Steve points out that there is a tradeoff in policies related to autos.
Frankly the technologies that the old policies were promoting seem in many
cases pretty well proven. I see no reason for the feds to continue major
subsidy for research on technology that Honda and Toyota already have on the
market. Check out the Prius or the Insight. With tougher mileage standards,
numerous fuel efficient technologies that the auto manufacturers already have
developed can make dramatic differences in our oil consumption and pollution
emissions. These technologies need Congress's will power more than our tax
dollars to become near term market place realities.

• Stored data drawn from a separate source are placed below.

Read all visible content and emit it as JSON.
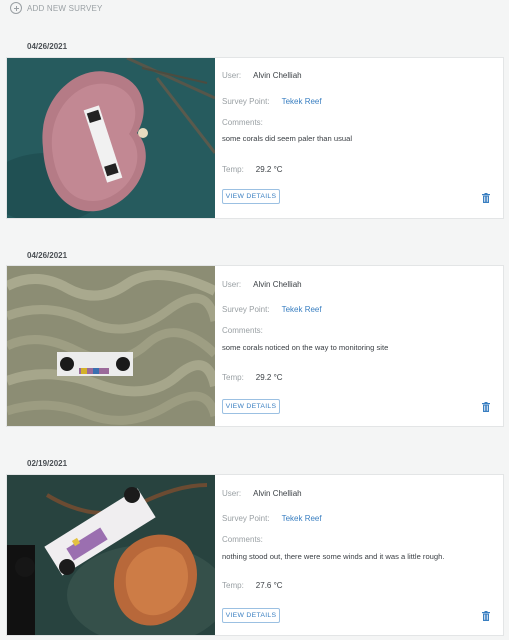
{
  "header": {
    "add_survey_label": "ADD NEW SURVEY",
    "add_icon": "plus-circle-icon"
  },
  "labels": {
    "user": "User:",
    "survey_point": "Survey Point:",
    "comments": "Comments:",
    "temp": "Temp:",
    "view_details": "VIEW DETAILS"
  },
  "colors": {
    "link": "#3a7fc1",
    "background": "#f4f5f5",
    "muted": "#9aa0a4"
  },
  "surveys": [
    {
      "date": "04/26/2021",
      "user": "Alvin Chelliah",
      "survey_point": "Tekek Reef",
      "comment": "some corals did seem paler than usual",
      "temp": "29.2 °C"
    },
    {
      "date": "04/26/2021",
      "user": "Alvin Chelliah",
      "survey_point": "Tekek Reef",
      "comment": "some corals noticed on the way to monitoring site",
      "temp": "29.2 °C"
    },
    {
      "date": "02/19/2021",
      "user": "Alvin Chelliah",
      "survey_point": "Tekek Reef",
      "comment": "nothing stood out, there were some winds and it was a little rough.",
      "temp": "27.6 °C"
    }
  ]
}
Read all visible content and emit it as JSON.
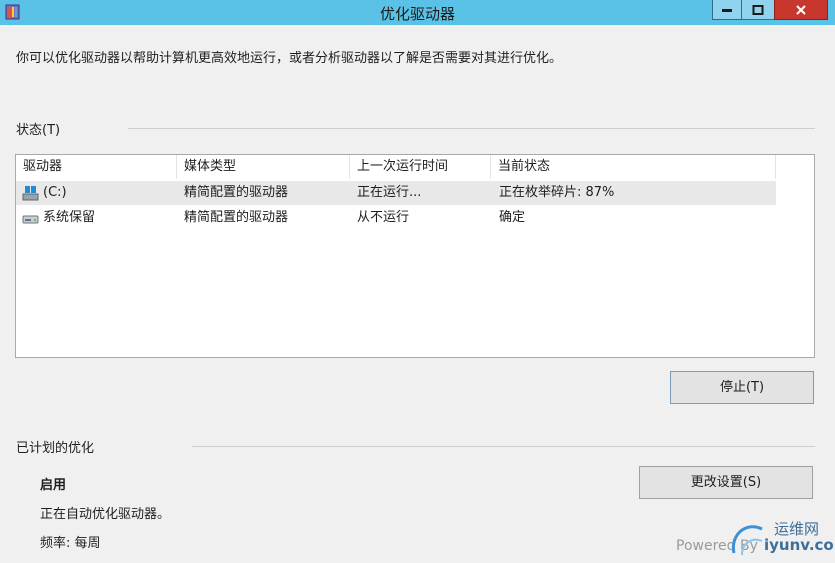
{
  "window": {
    "title": "优化驱动器",
    "colors": {
      "titlebar": "#5bc2e7",
      "close": "#c7372e"
    },
    "controls": [
      "minimize-icon",
      "maximize-icon",
      "close-icon"
    ]
  },
  "description": "你可以优化驱动器以帮助计算机更高效地运行，或者分析驱动器以了解是否需要对其进行优化。",
  "status": {
    "section_label": "状态(T)",
    "columns": [
      "驱动器",
      "媒体类型",
      "上一次运行时间",
      "当前状态"
    ],
    "rows": [
      {
        "icon": "windows-drive-icon",
        "drive": "(C:)",
        "media": "精简配置的驱动器",
        "last_run": "正在运行...",
        "status": "正在枚举碎片: 87%"
      },
      {
        "icon": "hard-drive-icon",
        "drive": "系统保留",
        "media": "精简配置的驱动器",
        "last_run": "从不运行",
        "status": "确定"
      }
    ],
    "stop_button": "停止(T)"
  },
  "scheduled": {
    "section_label": "已计划的优化",
    "state": "启用",
    "state_detail": "正在自动优化驱动器。",
    "frequency": "频率: 每周",
    "change_settings_button": "更改设置(S)"
  },
  "watermark": {
    "powered_by": "Powered By",
    "site_cn": "运维网",
    "site_en": "iyunv.com"
  }
}
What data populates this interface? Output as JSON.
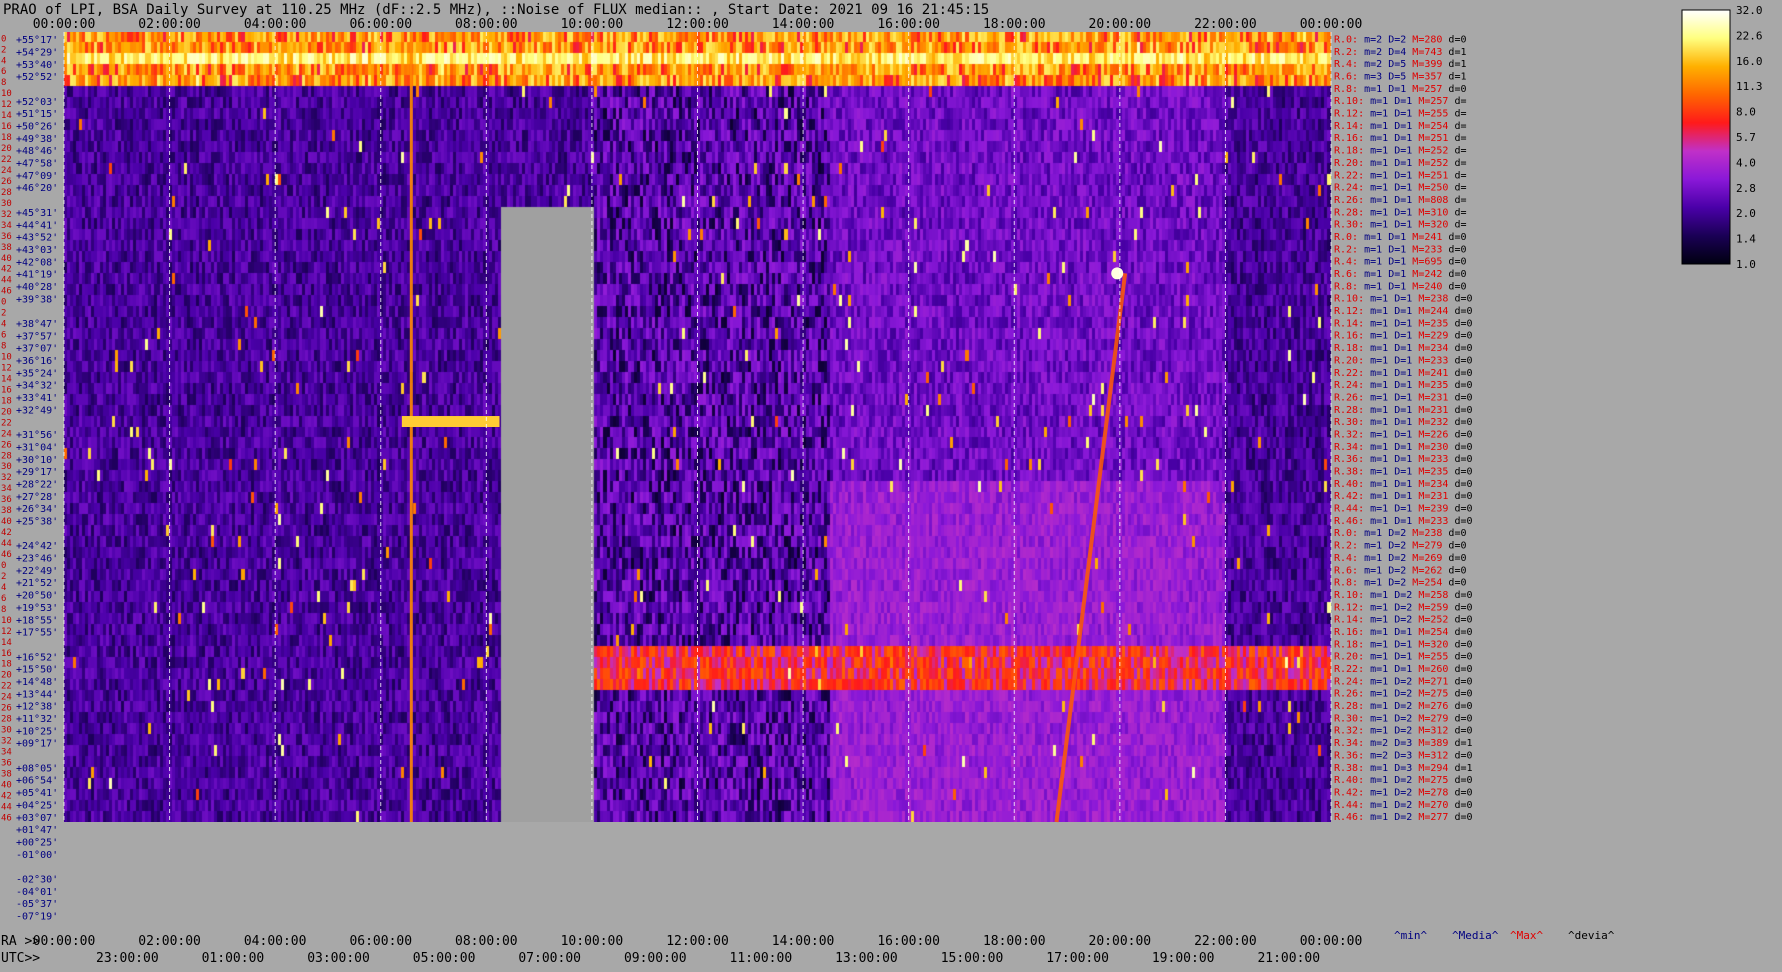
{
  "title": "PRAO of LPI, BSA Daily Survey at 110.25 MHz (dF::2.5 MHz), ::Noise_of_FLUX_median:: , Start Date: 2021 09 16 21:45:15",
  "chart_data": {
    "type": "heatmap",
    "title": "PRAO of LPI, BSA Daily Survey at 110.25 MHz (dF::2.5 MHz), ::Noise_of_FLUX_median:: , Start Date: 2021 09 16 21:45:15",
    "x_top_ticks": [
      "00:00:00",
      "02:00:00",
      "04:00:00",
      "06:00:00",
      "08:00:00",
      "10:00:00",
      "12:00:00",
      "14:00:00",
      "16:00:00",
      "18:00:00",
      "20:00:00",
      "22:00:00",
      "00:00:00"
    ],
    "x_bottom_ra_prefix": "RA >>",
    "x_bottom_ra_ticks": [
      "00:00:00",
      "02:00:00",
      "04:00:00",
      "06:00:00",
      "08:00:00",
      "10:00:00",
      "12:00:00",
      "14:00:00",
      "16:00:00",
      "18:00:00",
      "20:00:00",
      "22:00:00",
      "00:00:00"
    ],
    "x_bottom_utc_prefix": "UTC>>",
    "x_bottom_utc_ticks": [
      "23:00:00",
      "01:00:00",
      "03:00:00",
      "05:00:00",
      "07:00:00",
      "09:00:00",
      "11:00:00",
      "13:00:00",
      "15:00:00",
      "17:00:00",
      "19:00:00",
      "21:00:00"
    ],
    "declinations": [
      "+55°17'",
      "+54°29'",
      "+53°40'",
      "+52°52'",
      "+52°03'",
      "+51°15'",
      "+50°26'",
      "+49°38'",
      "+48°46'",
      "+47°58'",
      "+47°09'",
      "+46°20'",
      "+45°31'",
      "+44°41'",
      "+43°52'",
      "+43°03'",
      "+42°08'",
      "+41°19'",
      "+40°28'",
      "+39°38'",
      "+38°47'",
      "+37°57'",
      "+37°07'",
      "+36°16'",
      "+35°24'",
      "+34°32'",
      "+33°41'",
      "+32°49'",
      "+31°56'",
      "+31°04'",
      "+30°10'",
      "+29°17'",
      "+28°22'",
      "+27°28'",
      "+26°34'",
      "+25°38'",
      "+24°42'",
      "+23°46'",
      "+22°49'",
      "+21°52'",
      "+20°50'",
      "+19°53'",
      "+18°55'",
      "+17°55'",
      "+16°52'",
      "+15°50'",
      "+14°48'",
      "+13°44'",
      "+12°38'",
      "+11°32'",
      "+10°25'",
      "+09°17'",
      "+08°05'",
      "+06°54'",
      "+05°41'",
      "+04°25'",
      "+03°07'",
      "+01°47'",
      "+00°25'",
      "-01°00'",
      "-02°30'",
      "-04°01'",
      "-05°37'",
      "-07°19'"
    ],
    "beam_numbers": [
      "0",
      "2",
      "4",
      "6",
      "8",
      "10",
      "12",
      "14",
      "16",
      "18",
      "20",
      "22",
      "24",
      "26",
      "28",
      "30",
      "32",
      "34",
      "36",
      "38",
      "40",
      "42",
      "44",
      "46",
      "0",
      "2",
      "4",
      "6",
      "8",
      "10",
      "12",
      "14",
      "16",
      "18",
      "20",
      "22",
      "24",
      "26",
      "28",
      "30",
      "32",
      "34",
      "36",
      "38",
      "40",
      "42",
      "44",
      "46",
      "0",
      "2",
      "4",
      "6",
      "8",
      "10",
      "12",
      "14",
      "16",
      "18",
      "20",
      "22",
      "24",
      "26",
      "28",
      "30",
      "32",
      "34",
      "36",
      "38",
      "40",
      "42",
      "44",
      "46"
    ],
    "row_stats": [
      {
        "label": "R.0:",
        "m": "2",
        "D": "2",
        "M": "280",
        "d": "0"
      },
      {
        "label": "R.2:",
        "m": "2",
        "D": "4",
        "M": "743",
        "d": "1"
      },
      {
        "label": "R.4:",
        "m": "2",
        "D": "5",
        "M": "399",
        "d": "1"
      },
      {
        "label": "R.6:",
        "m": "3",
        "D": "5",
        "M": "357",
        "d": "1"
      },
      {
        "label": "R.8:",
        "m": "1",
        "D": "1",
        "M": "257",
        "d": "0"
      },
      {
        "label": "R.10:",
        "m": "1",
        "D": "1",
        "M": "257",
        "d": ""
      },
      {
        "label": "R.12:",
        "m": "1",
        "D": "1",
        "M": "255",
        "d": ""
      },
      {
        "label": "R.14:",
        "m": "1",
        "D": "1",
        "M": "254",
        "d": ""
      },
      {
        "label": "R.16:",
        "m": "1",
        "D": "1",
        "M": "251",
        "d": ""
      },
      {
        "label": "R.18:",
        "m": "1",
        "D": "1",
        "M": "252",
        "d": ""
      },
      {
        "label": "R.20:",
        "m": "1",
        "D": "1",
        "M": "252",
        "d": ""
      },
      {
        "label": "R.22:",
        "m": "1",
        "D": "1",
        "M": "251",
        "d": ""
      },
      {
        "label": "R.24:",
        "m": "1",
        "D": "1",
        "M": "250",
        "d": ""
      },
      {
        "label": "R.26:",
        "m": "1",
        "D": "1",
        "M": "808",
        "d": ""
      },
      {
        "label": "R.28:",
        "m": "1",
        "D": "1",
        "M": "310",
        "d": ""
      },
      {
        "label": "R.30:",
        "m": "1",
        "D": "1",
        "M": "320",
        "d": ""
      },
      {
        "label": "R.0:",
        "m": "1",
        "D": "1",
        "M": "241",
        "d": "0"
      },
      {
        "label": "R.2:",
        "m": "1",
        "D": "1",
        "M": "233",
        "d": "0"
      },
      {
        "label": "R.4:",
        "m": "1",
        "D": "1",
        "M": "695",
        "d": "0"
      },
      {
        "label": "R.6:",
        "m": "1",
        "D": "1",
        "M": "242",
        "d": "0"
      },
      {
        "label": "R.8:",
        "m": "1",
        "D": "1",
        "M": "240",
        "d": "0"
      },
      {
        "label": "R.10:",
        "m": "1",
        "D": "1",
        "M": "238",
        "d": "0"
      },
      {
        "label": "R.12:",
        "m": "1",
        "D": "1",
        "M": "244",
        "d": "0"
      },
      {
        "label": "R.14:",
        "m": "1",
        "D": "1",
        "M": "235",
        "d": "0"
      },
      {
        "label": "R.16:",
        "m": "1",
        "D": "1",
        "M": "229",
        "d": "0"
      },
      {
        "label": "R.18:",
        "m": "1",
        "D": "1",
        "M": "234",
        "d": "0"
      },
      {
        "label": "R.20:",
        "m": "1",
        "D": "1",
        "M": "233",
        "d": "0"
      },
      {
        "label": "R.22:",
        "m": "1",
        "D": "1",
        "M": "241",
        "d": "0"
      },
      {
        "label": "R.24:",
        "m": "1",
        "D": "1",
        "M": "235",
        "d": "0"
      },
      {
        "label": "R.26:",
        "m": "1",
        "D": "1",
        "M": "231",
        "d": "0"
      },
      {
        "label": "R.28:",
        "m": "1",
        "D": "1",
        "M": "231",
        "d": "0"
      },
      {
        "label": "R.30:",
        "m": "1",
        "D": "1",
        "M": "232",
        "d": "0"
      },
      {
        "label": "R.32:",
        "m": "1",
        "D": "1",
        "M": "226",
        "d": "0"
      },
      {
        "label": "R.34:",
        "m": "1",
        "D": "1",
        "M": "230",
        "d": "0"
      },
      {
        "label": "R.36:",
        "m": "1",
        "D": "1",
        "M": "233",
        "d": "0"
      },
      {
        "label": "R.38:",
        "m": "1",
        "D": "1",
        "M": "235",
        "d": "0"
      },
      {
        "label": "R.40:",
        "m": "1",
        "D": "1",
        "M": "234",
        "d": "0"
      },
      {
        "label": "R.42:",
        "m": "1",
        "D": "1",
        "M": "231",
        "d": "0"
      },
      {
        "label": "R.44:",
        "m": "1",
        "D": "1",
        "M": "239",
        "d": "0"
      },
      {
        "label": "R.46:",
        "m": "1",
        "D": "1",
        "M": "233",
        "d": "0"
      },
      {
        "label": "R.0:",
        "m": "1",
        "D": "2",
        "M": "238",
        "d": "0"
      },
      {
        "label": "R.2:",
        "m": "1",
        "D": "2",
        "M": "279",
        "d": "0"
      },
      {
        "label": "R.4:",
        "m": "1",
        "D": "2",
        "M": "269",
        "d": "0"
      },
      {
        "label": "R.6:",
        "m": "1",
        "D": "2",
        "M": "262",
        "d": "0"
      },
      {
        "label": "R.8:",
        "m": "1",
        "D": "2",
        "M": "254",
        "d": "0"
      },
      {
        "label": "R.10:",
        "m": "1",
        "D": "2",
        "M": "258",
        "d": "0"
      },
      {
        "label": "R.12:",
        "m": "1",
        "D": "2",
        "M": "259",
        "d": "0"
      },
      {
        "label": "R.14:",
        "m": "1",
        "D": "2",
        "M": "252",
        "d": "0"
      },
      {
        "label": "R.16:",
        "m": "1",
        "D": "1",
        "M": "254",
        "d": "0"
      },
      {
        "label": "R.18:",
        "m": "1",
        "D": "1",
        "M": "320",
        "d": "0"
      },
      {
        "label": "R.20:",
        "m": "1",
        "D": "1",
        "M": "255",
        "d": "0"
      },
      {
        "label": "R.22:",
        "m": "1",
        "D": "1",
        "M": "260",
        "d": "0"
      },
      {
        "label": "R.24:",
        "m": "1",
        "D": "2",
        "M": "271",
        "d": "0"
      },
      {
        "label": "R.26:",
        "m": "1",
        "D": "2",
        "M": "275",
        "d": "0"
      },
      {
        "label": "R.28:",
        "m": "1",
        "D": "2",
        "M": "276",
        "d": "0"
      },
      {
        "label": "R.30:",
        "m": "1",
        "D": "2",
        "M": "279",
        "d": "0"
      },
      {
        "label": "R.32:",
        "m": "1",
        "D": "2",
        "M": "312",
        "d": "0"
      },
      {
        "label": "R.34:",
        "m": "2",
        "D": "3",
        "M": "389",
        "d": "1"
      },
      {
        "label": "R.36:",
        "m": "2",
        "D": "3",
        "M": "312",
        "d": "0"
      },
      {
        "label": "R.38:",
        "m": "1",
        "D": "3",
        "M": "294",
        "d": "1"
      },
      {
        "label": "R.40:",
        "m": "1",
        "D": "2",
        "M": "275",
        "d": "0"
      },
      {
        "label": "R.42:",
        "m": "1",
        "D": "2",
        "M": "278",
        "d": "0"
      },
      {
        "label": "R.44:",
        "m": "1",
        "D": "2",
        "M": "270",
        "d": "0"
      },
      {
        "label": "R.46:",
        "m": "1",
        "D": "2",
        "M": "277",
        "d": "0"
      }
    ],
    "stat_field_names": {
      "m": "m=",
      "D": "D=",
      "M": "M=",
      "d": "d="
    },
    "stat_footer": [
      "^min^",
      "^Media^",
      "^Max^",
      "^devia^"
    ],
    "stat_footer_colors": [
      "#000080",
      "#000080",
      "#e00000",
      "#000000"
    ],
    "colorbar_ticks": [
      "32.0",
      "22.6",
      "16.0",
      "11.3",
      "8.0",
      "5.7",
      "4.0",
      "2.8",
      "2.0",
      "1.4",
      "1.0"
    ],
    "colorbar_min": 1.0,
    "colorbar_max": 32.0,
    "colorbar_scale": "log",
    "colormap_stops": [
      "#000010",
      "#1a0055",
      "#4a00a8",
      "#8a18d8",
      "#c030c8",
      "#ff1a1a",
      "#ff6600",
      "#ffb000",
      "#ffff80",
      "#ffffff"
    ],
    "data_gap_color": "#a0a0a0",
    "label_colors": {
      "axis_text": "#000000",
      "beam_number": "#c00000",
      "dec_label": "#000080",
      "stat_label": "#e00000",
      "stat_value": "#000080"
    }
  }
}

The best way to increase gas mileage efficiency isn't long term federally
sponsored research, but rather significant short term increases in the CAFE
standards for auto mileage. It seems that by the time the existing
Partnership for a New Generation of Vehicles research pans out much of it
will be obsolete and all the major manufacturers will have fuel cell
technology in place. While I am generally not a huge fan of government
mandates, this is an area, like building codes, that by simply setting a
somewhat more sensible standard, the entire picture can be dramatically
improved pretty quickly. The real failure of policy here is that the CAFE
mileage standards haven't been increased in fifteen years. This is not a new
problem with the current administration but a very well entrenched problem in
Congress.
Bill points out the obvious concern, that depending on the source of the
hydrogen, fuel cells can be a less than ideal solution. No argument from this
quarter, except to point out that even using gasoline and onboard fuel
reformers, fuel cell cars will create far less pollution.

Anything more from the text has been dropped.